And it should be noted that natural born Citizens of a country are the most populous group/type of Citizens. They are the 3 leaf clovers of the Citizens, not the 4 leaf clovers. 95% or more of the legal U.S Citizens are natural born Citizens.
http://countryfirst.bravehost.com/phpBB3/viewtopic.php?f=105&t=2985

And there are more than just two types of Citizens as the Obots try to sell to the unknowing. There were five (5) types alone mentioned in the U.S. Constitution.
http://www.scribd.com/doc/11737124/Citizenship-Terms-Used-in-the-US-Constitution-The-5-Terms-Defined-Some-Legal-Reference-to-Same

And then finally, there is this Euler Diagram by TheBirthers.org site which was incorporated into this essay by Mario Apuzzo which logically shows the various types of Citizenship and logically who is a "natural born Citizen of the United States", .i.e., a person born in the country to two U.S. Citizens (unity of citizenship at birth) and in compliance with Vattel, Vol.1, Chapter 19, Section 212, the legal treatise used by the founders and frames of the Constitution.
http://puzo1.blogspot.com/2009/04/article-ii-natural-born-citizen-means.html

CDR Charles Kerchner (Ret)
http://www.protectourliberty.org

cfkerchner said...

New YouTube Video. This new video does a good job in presenting the reason for the variation in the Certification of Nomination form sent by the DNC and Nancy Pelosi in 2008 to Hawaii when they sent a differently worded one to the other 49 states. This has been reported here in this blog before. But this video does a very good job in summary form in both words and visuals.

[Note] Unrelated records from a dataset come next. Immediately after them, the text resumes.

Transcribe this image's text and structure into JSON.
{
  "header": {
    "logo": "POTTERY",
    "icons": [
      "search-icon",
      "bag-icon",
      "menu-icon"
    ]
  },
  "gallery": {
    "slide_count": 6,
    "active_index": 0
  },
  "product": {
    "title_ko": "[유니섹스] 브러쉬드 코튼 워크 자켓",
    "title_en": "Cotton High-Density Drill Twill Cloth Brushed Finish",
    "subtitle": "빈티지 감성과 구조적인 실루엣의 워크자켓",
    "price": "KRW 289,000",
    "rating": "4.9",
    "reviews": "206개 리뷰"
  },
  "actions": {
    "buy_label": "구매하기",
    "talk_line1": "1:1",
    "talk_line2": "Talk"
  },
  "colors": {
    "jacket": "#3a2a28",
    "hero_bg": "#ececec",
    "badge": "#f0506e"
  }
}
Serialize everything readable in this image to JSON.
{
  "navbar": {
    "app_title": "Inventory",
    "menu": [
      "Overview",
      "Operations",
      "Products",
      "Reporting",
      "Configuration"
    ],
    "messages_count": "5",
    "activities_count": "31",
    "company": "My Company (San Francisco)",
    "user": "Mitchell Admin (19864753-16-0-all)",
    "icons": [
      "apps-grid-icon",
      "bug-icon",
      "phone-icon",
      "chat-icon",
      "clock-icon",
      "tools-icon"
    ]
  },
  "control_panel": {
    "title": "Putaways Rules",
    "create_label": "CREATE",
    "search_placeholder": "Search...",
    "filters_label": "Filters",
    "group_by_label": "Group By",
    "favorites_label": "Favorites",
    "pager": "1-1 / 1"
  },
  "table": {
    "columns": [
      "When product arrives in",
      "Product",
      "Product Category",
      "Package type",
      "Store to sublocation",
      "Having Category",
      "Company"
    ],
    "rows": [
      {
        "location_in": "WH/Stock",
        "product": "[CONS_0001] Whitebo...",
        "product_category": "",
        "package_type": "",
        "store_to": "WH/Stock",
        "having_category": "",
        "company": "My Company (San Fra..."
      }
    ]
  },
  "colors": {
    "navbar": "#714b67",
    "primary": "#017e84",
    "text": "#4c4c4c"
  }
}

Democratic Party of Hawaii Refused to Certify Obama
http://www.youtube.com/watch?v=rXFwqUi3zR0

The variation in the Certification of Nomination form sent to Hawaii by Nancy Pelosi, Chairperson of the DNC, as compared to what she sent to the other 49 states, is covered and pointed out in the Kerchner et al vs Obama/Congress/Pelosi et al lawsuit for which a petition is now being prepared to take it to the U.S. Supreme Court. See page 19 of the lawsuit. This is the table of contents with a link therein to the full text.
http://www.scribd.com/doc/19914488/Kerchner-v-Obama-Congress-DOC-00-Table-of-Contents-2nd-Amended-Complaint Now in the last few weeks we know the reason why. This video clearly shows why.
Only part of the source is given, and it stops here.